Bugfix: batch_size_warmup_scheduler was taking too long
BatchSizeWarmupScheduler was taking too long or was impossible for real world max_batch_size values
When trying to use the training script like the following:
conda run -n bert24 composer main.py yamls/modernbert/modernbert-base-pretrain.yaml
the script was not giving any output for a long long while. So I started to read the code. I saw that the code was using sum(range(x, y)) idiom to summing the values along a range, this was inefficient for large y, especially impossible when y=50B or something.
Changes
Simplify BatchSizeWarmupScheduler Implementation
Summary
This PR simplifies the batch size warmup scheduling logic by replacing the step-based threshold calculation with a more straightforward token-based approach.
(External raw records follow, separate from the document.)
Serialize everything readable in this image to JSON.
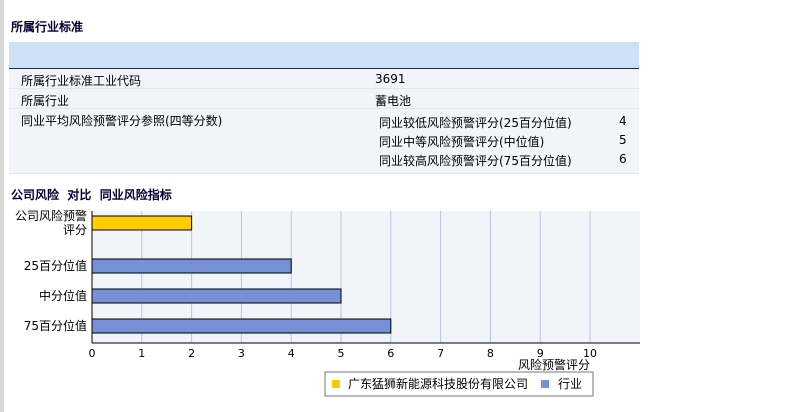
{
  "section1_title": "所属行业标准",
  "info": {
    "code_label": "所属行业标准工业代码",
    "code_value": "3691",
    "industry_label": "所属行业",
    "industry_value": "蓄电池",
    "avg_label": "同业平均风险预警评分参照(四等分数)",
    "avg_items": [
      {
        "label": "同业较低风险预警评分(25百分位值)",
        "value": "4"
      },
      {
        "label": "同业中等风险预警评分(中位值)",
        "value": "5"
      },
      {
        "label": "同业较高风险预警评分(75百分位值)",
        "value": "6"
      }
    ]
  },
  "section2_title": "公司风险  对比  同业风险指标",
  "chart_data": {
    "type": "bar",
    "orientation": "horizontal",
    "categories": [
      "公司风险预警评分",
      "25百分位值",
      "中分位值",
      "75百分位值"
    ],
    "category_lines": [
      [
        "公司风险预警",
        "评分"
      ],
      [
        "25百分位值"
      ],
      [
        "中分位值"
      ],
      [
        "75百分位值"
      ]
    ],
    "values": [
      2,
      4,
      5,
      6
    ],
    "bar_colors": [
      "#ffcc00",
      "#7590d6",
      "#7590d6",
      "#7590d6"
    ],
    "xlim": [
      0,
      10
    ],
    "xticks": [
      "0",
      "1",
      "2",
      "3",
      "4",
      "5",
      "6",
      "7",
      "8",
      "9",
      "10"
    ],
    "xlabel": "风险预警评分",
    "grid": true,
    "legend": [
      {
        "name": "广东猛狮新能源科技股份有限公司",
        "color": "#ffcc00"
      },
      {
        "name": "行业",
        "color": "#7590d6"
      }
    ],
    "legend_position": "bottom"
  }
}
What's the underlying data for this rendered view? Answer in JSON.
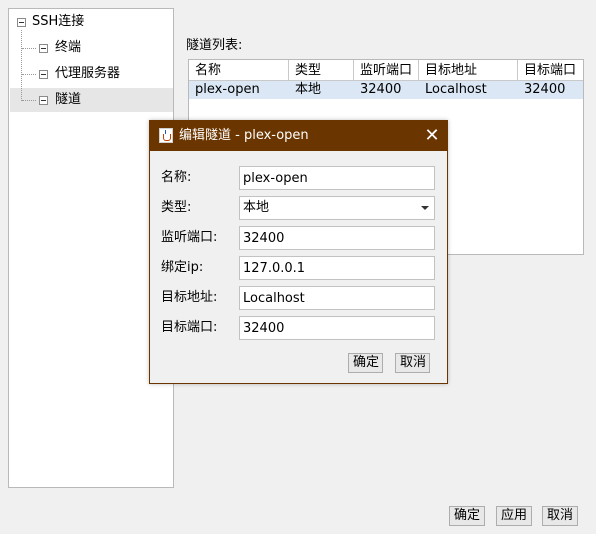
{
  "tree": {
    "root": "SSH连接",
    "children": [
      {
        "label": "终端"
      },
      {
        "label": "代理服务器"
      },
      {
        "label": "隧道"
      }
    ]
  },
  "tunnel_list": {
    "label": "隧道列表:",
    "columns": [
      "名称",
      "类型",
      "监听端口",
      "目标地址",
      "目标端口"
    ],
    "rows": [
      [
        "plex-open",
        "本地",
        "32400",
        "Localhost",
        "32400"
      ]
    ]
  },
  "dialog": {
    "title": "编辑隧道 - plex-open",
    "fields": {
      "name": {
        "label": "名称:",
        "value": "plex-open"
      },
      "type": {
        "label": "类型:",
        "value": "本地"
      },
      "listen": {
        "label": "监听端口:",
        "value": "32400"
      },
      "bind": {
        "label": "绑定ip:",
        "value": "127.0.0.1"
      },
      "host": {
        "label": "目标地址:",
        "value": "Localhost"
      },
      "port": {
        "label": "目标端口:",
        "value": "32400"
      }
    },
    "ok_label": "确定",
    "cancel_label": "取消"
  },
  "footer": {
    "ok_label": "确定",
    "apply_label": "应用",
    "cancel_label": "取消"
  },
  "colors": {
    "dialog_titlebar": "#6b3500",
    "row_selected": "#dbe7f5"
  }
}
The new implementation provides a more intuitive and mathematically precise way to handle batch size warmup during training.
Changes
- Replaced
_calculate_step_thresholds()with_calculate_tokens_per_batch_size() - Changed the scheduler to use token counts instead of steps for determining batch sizes
- Simplified the batch size calculation using a direct mathematical formula
- Updated method signatures to better reflect the token-based approach (
current_step→current_token_count)
Technical Details
The new implementation:
- Calculates total batch sizes using the arithmetic sequence sum formula:
(n(a₁ + aₙ))/2 - Determines tokens per batch size unit by dividing warmup tokens by total batch sizes
- Uses integer division to determine how many batch size increments to apply
Benefits
- More precise control over batch size progression
- Simpler, more maintainable code with fewer loops and conditionals
- Direct relationship between token count and batch size
- Reduced memory footprint by eliminating the need to store threshold arrays
Discussions
If any, please include references to the relevant issues/previous PR/discord discussions around these changes.
Tests
- [ ] Is the new feature tested? (Not always necessary for all changes -- just adding to the checklist to keep track)
- [ ] Have you ran all the tests?
- [ ] Do the tests all pass?
- [ ] If not, have you included an explanation of which tests this PR breaks and/or why (below this checklisT)
I have a question regarding your statement that using the 'sum(range(x, y))' idiom to sum values in a range is inefficient for large y – to the point of being impractical when y is around 50B, for example.
My understanding is that x and y are derived from batch size variables and are not related to the number of tokens. Could you clarify why you consider a scenario where y equals 50B?